Education chief faces some tricky decisions
To quit or not to quit - which is harder? Both seem too difficult for Secretary for Education Eddie Ng Hak-kim.
Rumours in political circles suggest that Ng, the second-least popular minister in the Leung Chun-ying administration, tendered his resignation after the national education debacle. But his boss immediately denied it. Leung probably remembered how his mentor, former chief executive Tung Chee-hwa, lost power. Public anger over national security legislation drove three ministers to quit after the July 1 march in 2003, but that failed to help their boss. Tung resigned in 2005, citing "health reasons".
If Ng stays on, he will definitely need a capable deputy. He has picked Kevin Yeung Yun-hung, now principal assistant secretary for food and health, to become the undersecretary for education. Good luck, Kevin.

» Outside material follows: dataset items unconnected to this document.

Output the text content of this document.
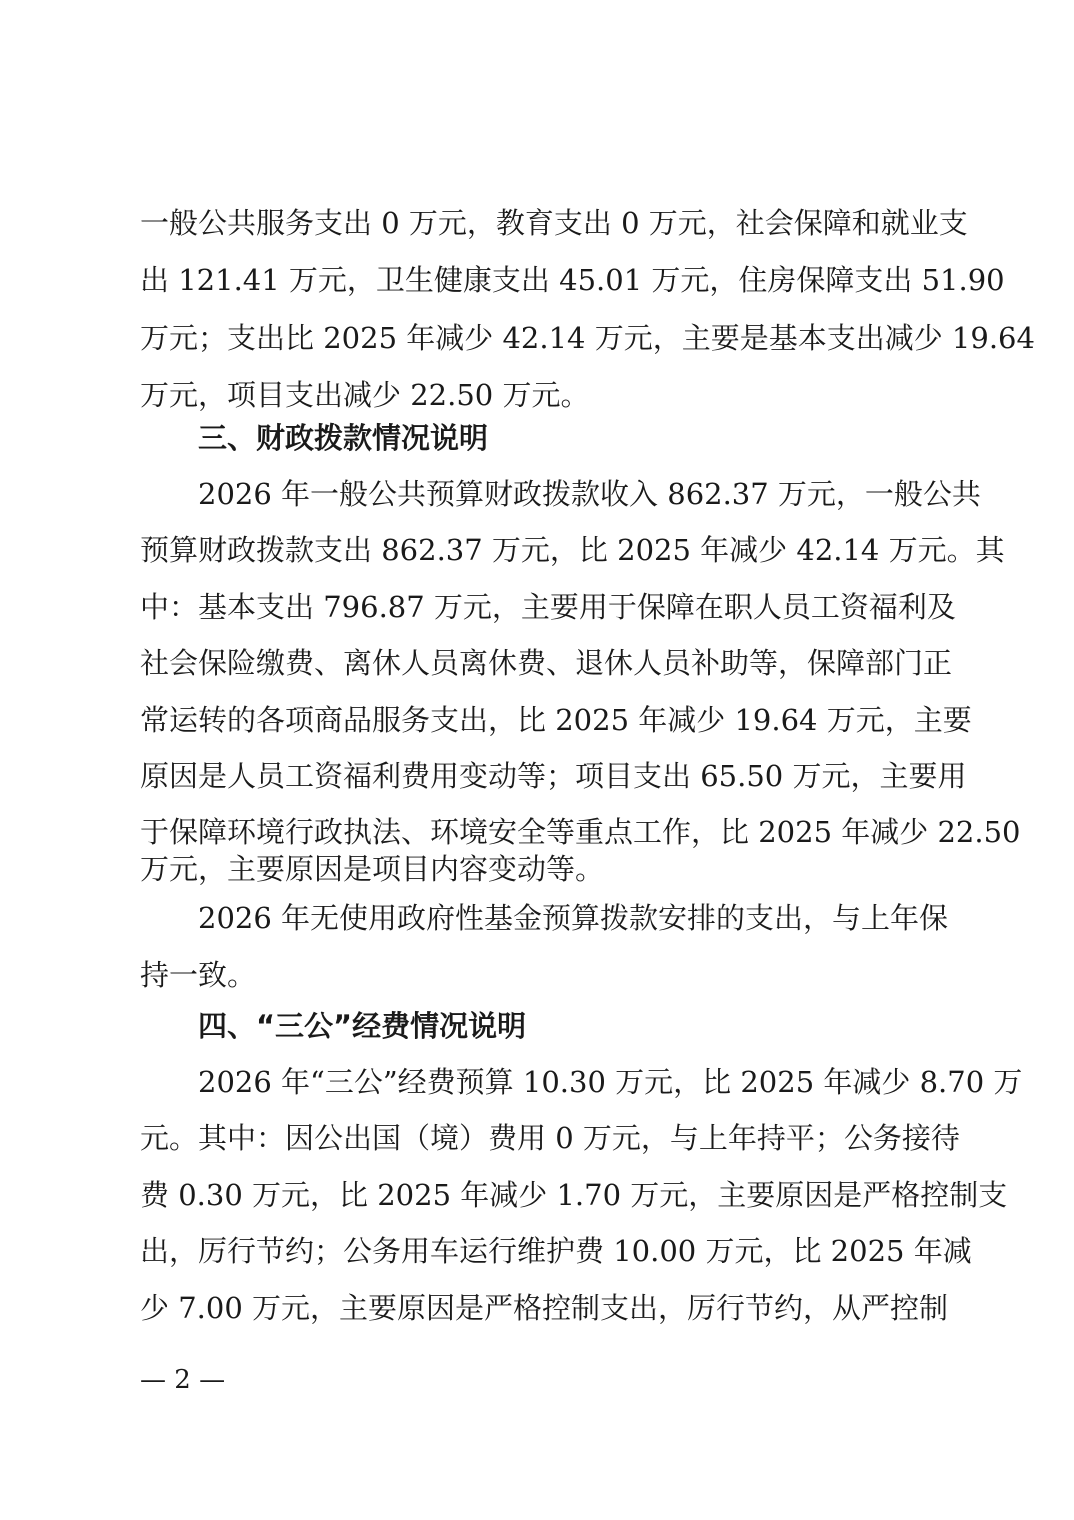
一般公共服务支出 0 万元，教育支出 0 万元，社会保障和就业支
出 121.41 万元，卫生健康支出 45.01 万元，住房保障支出 51.90
万元；支出比 2025 年减少 42.14 万元，主要是基本支出减少 19.64
万元，项目支出减少 22.50 万元。
三、财政拨款情况说明
2026 年一般公共预算财政拨款收入 862.37 万元，一般公共
预算财政拨款支出 862.37 万元，比 2025 年减少 42.14 万元。其
中：基本支出 796.87 万元，主要用于保障在职人员工资福利及
社会保险缴费、离休人员离休费、退休人员补助等，保障部门正
常运转的各项商品服务支出，比 2025 年减少 19.64 万元，主要
原因是人员工资福利费用变动等；项目支出 65.50 万元，主要用
于保障环境行政执法、环境安全等重点工作，比 2025 年减少 22.50
万元，主要原因是项目内容变动等。
2026 年无使用政府性基金预算拨款安排的支出，与上年保
持一致。
四、“三公”经费情况说明
2026 年“三公”经费预算 10.30 万元，比 2025 年减少 8.70 万
元。其中：因公出国（境）费用 0 万元，与上年持平；公务接待
费 0.30 万元，比 2025 年减少 1.70 万元，主要原因是严格控制支
出，厉行节约；公务用车运行维护费 10.00 万元，比 2025 年减
少 7.00 万元，主要原因是严格控制支出，厉行节约，从严控制
— 2 —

Think tank's ex-head says profile is still high
Anthony Wu Ting-yuk, who ended his five-year chairmanship of the Bauhinia Foundation Research Centre on September 17, dismissed talk that the once-key think tank intended to keep a lower profile under the new administration. "Nothing will really change," Wu said. "Fewer research reports [have been released] in the past year only because our studies are on long-term issues…It takes time and is in-depth."
Political observers see Wu's departure, together with the centre's decision to end its quarterly Hong Kong Consumer Confidence Survey, as signs of the body's fading prominence.
Councillor fears debate is endangered species
Conservation may be a common concept in cultural heritage and the environment, but how does it apply to politics?
Wong Kin-san, an independent Yau Tsim Mong district councillor, recently wrote an article on the blog of "CampHK" calling for the "protection of 'political seahorses'" - referring to the protected species breeding off the proposed site for an artificial beach near Tai Po.
Wong suggests that pan-democratic lawmakers have been inconsistent and unreasonable in the scrutiny of the government's proposal for an increased old-age allowance.
"I don't know when it started, but Hong Kong's culture of sensible discussion has nearly become like an endangered seahorse," he writes.
He suggests a rethink on how we should progress politically. "[If] endangered seahorses in Lung Mei, Tai Po, need our protection, our society needs even more pro-active efforts to protect and conserve it."
The government claims the spotted seahorse is not endangered and is, in fact, moderately abundant.